A little fair-haired girl sat tucked between the twisting branches of the oldest oak on the grounds of the infamous Ravenwood Plantation, reading a book that was even older than that. She hooked her scrawny legs around a bark-covered branch thicker than her waist, but all the same, it wasn’t really the safest spot for either a little girl or a big book.

“You know you’re not supposed to be reading that, Rid,” a girlish voice called up from below.

“Baby,” teased Ridley, without looking up from the book. “You know you’re not supposed to change your own diaper.”

“Auntie Del’s going to skin you when she finds out you’ve been stealing things out of her closet again,” Lena, with a dark mess of curls and bright green eyes, shouted up from the safety of the grass beneath the tree.

“Tattler,” said Ridley, flipping another page. “Where’s your tail?”

The pages were so enormous, they brushed against her faded blue jeans when she tried to turn them, nearly ripping. The book’s spine was almost as long as hers.

“Your funeral.” As she spoke, Lena flung herself down on the grass, sliding a notebook and a pen out of her pocket. She pulled the cap off the pen, flipping to a clean page in her book with a sigh. “Well, go on. What’s happening now, Rid?”

“There’s a ship, Leanie-Beanie.” Ridley twisted a blond ringlet around one finger absentmindedly.

“Don’t call me that. And?”

“And three mermaids. Only they’re not mermaids, because they have wings. And they’re singing—at least, one is. And another one is playing a kind of strange flute. And the last one is playing a little gold harp.”

As Ridley watched, the figures on the page moved through the story, exactly as she had described.

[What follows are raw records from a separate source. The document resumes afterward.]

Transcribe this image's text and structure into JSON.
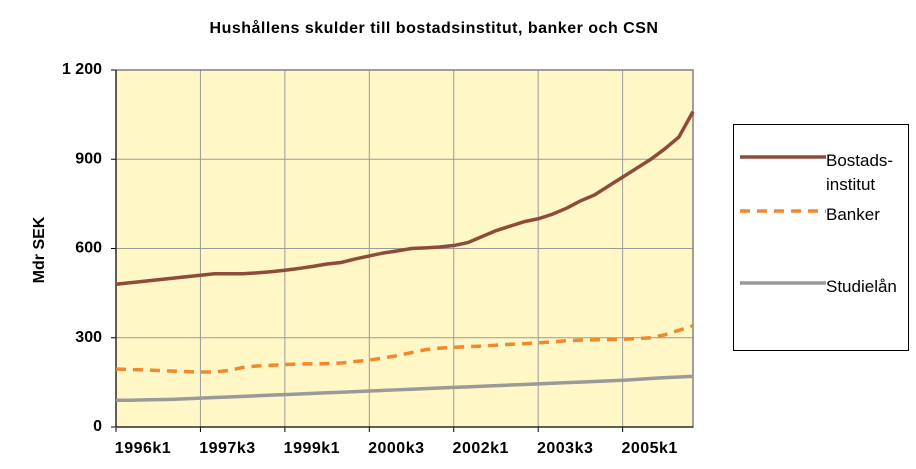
{
  "chart_data": {
    "type": "line",
    "title": "Hushållens skulder till bostadsinstitut, banker och CSN",
    "ylabel": "Mdr SEK",
    "categories": [
      "1996k1",
      null,
      null,
      null,
      null,
      null,
      "1997k3",
      null,
      null,
      null,
      null,
      null,
      "1999k1",
      null,
      null,
      null,
      null,
      null,
      "2000k3",
      null,
      null,
      null,
      null,
      null,
      "2002k1",
      null,
      null,
      null,
      null,
      null,
      "2003k3",
      null,
      null,
      null,
      null,
      null,
      "2005k1",
      null,
      null,
      null,
      null,
      null
    ],
    "series": [
      {
        "name": "Bostads-institut",
        "color": "#8e4b3a",
        "dash": false,
        "values": [
          480,
          485,
          490,
          495,
          500,
          505,
          510,
          515,
          515,
          515,
          518,
          522,
          527,
          533,
          540,
          548,
          553,
          565,
          575,
          585,
          592,
          600,
          602,
          605,
          610,
          620,
          640,
          660,
          675,
          690,
          700,
          715,
          735,
          760,
          780,
          810,
          840,
          870,
          900,
          935,
          975,
          1060
        ]
      },
      {
        "name": "Banker",
        "color": "#f0892c",
        "dash": true,
        "values": [
          195,
          193,
          192,
          190,
          188,
          186,
          185,
          185,
          190,
          200,
          205,
          207,
          210,
          212,
          212,
          213,
          215,
          220,
          225,
          232,
          240,
          250,
          260,
          265,
          268,
          270,
          272,
          275,
          278,
          280,
          283,
          286,
          290,
          292,
          293,
          294,
          295,
          297,
          300,
          310,
          325,
          340
        ]
      },
      {
        "name": "Studielån",
        "color": "#9a9a9a",
        "dash": false,
        "values": [
          90,
          90,
          91,
          92,
          93,
          95,
          97,
          99,
          101,
          103,
          105,
          107,
          109,
          111,
          113,
          115,
          117,
          119,
          121,
          123,
          125,
          127,
          129,
          131,
          133,
          135,
          137,
          139,
          141,
          143,
          145,
          147,
          149,
          151,
          153,
          155,
          157,
          160,
          163,
          166,
          168,
          170
        ]
      }
    ],
    "ylim": [
      0,
      1200
    ],
    "yticks": [
      0,
      300,
      600,
      900,
      {
        "value": 1200,
        "label": "1 200"
      }
    ],
    "grid": true
  }
}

“Go on, Rid,” breathed Lena, bright-eyed. “Tell the rest.”

A ship came into view. A ship with sails. Surrounded by waves and rocks.

“There are sailors. And they come to visit the mermaids. They think the mermaids are the most beautiful creatures they’ve ever seen. I think they want to marry them. I think they’re in love.”

“Eww.” Beneath the tree, Lena giggled. “And now?”


“Now the mermaids are singing more loudly. Can you hear them? Close your eyes.” Ridley closed her eyes. Beneath the tree, her cousin Lena did the same.

“Can you?”

Lyrical music blew up from the pages of the book and into Ridley’s face. It grew louder and louder, filling the whole tree with harmonies, until the branches began to shake and the leaves fluttered to the ground beneath it.